MFCDA Grand Rounds Focus on Health Inequities, Aging

MFCDA recipients Liza Colimon (at left) and Monik Jimenez (at right) with Office for Women’s Careers Faculty Director Kathryn Rexrode
At BWH’s annual Minority Faculty Career Development Award (MFCDA) Grand Rounds, hospitalist and social epidemiologist Cheryl Clark, MD, ScD, spoke about health inequalities faced by minority populations in the U.S. using the lens of aging.
Throughout the years, various departments have hosted the grand rounds featuring a speaker who is a past recipient of the award — this year, the Department of Medicine hosted. The MFCDA program, founded in 1996, provides financial support to early-career underrepresented minority physicians and scientists at BWH, with the goal of increasing their presence across the institution. The five-year $100,000 award is given to two underrepresented minority faculty members annually.

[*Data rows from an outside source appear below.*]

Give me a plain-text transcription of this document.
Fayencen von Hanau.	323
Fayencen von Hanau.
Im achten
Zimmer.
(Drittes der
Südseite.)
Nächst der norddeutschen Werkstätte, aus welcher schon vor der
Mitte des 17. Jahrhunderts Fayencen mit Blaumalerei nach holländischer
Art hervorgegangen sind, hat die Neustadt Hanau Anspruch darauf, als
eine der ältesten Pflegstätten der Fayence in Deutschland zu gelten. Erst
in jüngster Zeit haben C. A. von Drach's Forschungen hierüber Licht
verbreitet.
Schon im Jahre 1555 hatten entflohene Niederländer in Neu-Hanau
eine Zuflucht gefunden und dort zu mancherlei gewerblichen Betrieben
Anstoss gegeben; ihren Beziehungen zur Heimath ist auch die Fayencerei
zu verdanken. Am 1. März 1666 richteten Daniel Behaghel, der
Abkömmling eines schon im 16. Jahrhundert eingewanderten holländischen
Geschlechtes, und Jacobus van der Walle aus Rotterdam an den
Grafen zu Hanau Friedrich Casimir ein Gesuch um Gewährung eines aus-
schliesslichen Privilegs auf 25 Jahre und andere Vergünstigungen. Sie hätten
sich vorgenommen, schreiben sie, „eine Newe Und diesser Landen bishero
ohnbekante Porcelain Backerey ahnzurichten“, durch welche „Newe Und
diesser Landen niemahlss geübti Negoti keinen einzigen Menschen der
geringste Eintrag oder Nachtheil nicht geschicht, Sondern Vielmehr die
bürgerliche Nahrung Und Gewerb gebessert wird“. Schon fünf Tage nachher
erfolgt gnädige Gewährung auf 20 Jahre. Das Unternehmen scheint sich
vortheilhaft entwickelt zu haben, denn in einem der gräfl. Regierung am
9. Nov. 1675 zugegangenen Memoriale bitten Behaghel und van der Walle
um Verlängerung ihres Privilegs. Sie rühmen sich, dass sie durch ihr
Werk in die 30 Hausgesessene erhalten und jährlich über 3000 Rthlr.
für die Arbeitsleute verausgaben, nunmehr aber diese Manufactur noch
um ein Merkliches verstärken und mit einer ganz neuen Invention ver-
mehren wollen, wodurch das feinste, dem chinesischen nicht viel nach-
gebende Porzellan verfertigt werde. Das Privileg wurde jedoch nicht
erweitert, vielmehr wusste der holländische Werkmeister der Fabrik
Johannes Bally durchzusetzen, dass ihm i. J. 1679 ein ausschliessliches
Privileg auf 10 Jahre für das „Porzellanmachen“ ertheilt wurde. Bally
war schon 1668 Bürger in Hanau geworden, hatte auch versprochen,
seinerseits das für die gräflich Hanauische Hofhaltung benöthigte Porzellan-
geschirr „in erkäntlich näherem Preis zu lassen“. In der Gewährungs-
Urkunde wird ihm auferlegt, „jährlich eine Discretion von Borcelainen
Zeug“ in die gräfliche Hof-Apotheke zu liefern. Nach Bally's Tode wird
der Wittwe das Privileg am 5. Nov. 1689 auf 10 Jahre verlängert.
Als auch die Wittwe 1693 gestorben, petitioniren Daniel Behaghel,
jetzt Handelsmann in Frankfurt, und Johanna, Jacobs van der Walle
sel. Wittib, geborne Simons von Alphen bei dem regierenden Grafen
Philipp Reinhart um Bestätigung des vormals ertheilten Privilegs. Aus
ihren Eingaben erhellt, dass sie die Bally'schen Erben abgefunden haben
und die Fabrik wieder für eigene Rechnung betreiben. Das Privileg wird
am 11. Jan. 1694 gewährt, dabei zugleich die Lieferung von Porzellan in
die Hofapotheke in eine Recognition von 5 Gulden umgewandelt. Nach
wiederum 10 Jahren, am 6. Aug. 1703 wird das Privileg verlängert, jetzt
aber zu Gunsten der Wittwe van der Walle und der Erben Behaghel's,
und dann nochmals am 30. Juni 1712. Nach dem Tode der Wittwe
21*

This year’s recipients, Liza Colimon, MD, of the Department of Obstetrics and Gynecology, and Monik Jimenez, ScD, SM, of the Department of Medicine, were presented with their awards by Robert Handin, MD, of the Hematology Division.
Clark, who is a faculty member of the Division of General Medicine and Primary Care and the director of Health Equity Research and Intervention at BWH’s Center for Community Health and Health Equity, reviewed strategies for promoting equity in mid-life and elder groups. She also emphasized what individuals can do in a health care setting to address inequities.
Clark illustrated the ways BWH is making a difference through emerging interventions to address social inequities through social partnerships and strategic planning. She also highlighted BWH neurologist Jennifer Lyons, MD, who provides multidisciplinary, coordinated care to improve access for patients with neurologic infections. For example, Lyons gives enhanced phone access to patients to help manage urgent issues. Having access to this kind of communication with their doctors has saved many patients from making an unnecessary visit to the emergency room.
“It is an important part of all of our collective work to implement strategies that improve opportunities and reduce inequities for the diverse communities we serve,” Clark said.
The MFCDA awards are sponsored by the Center for Faculty Development & Diversity and funded by the President’s office and academic departments.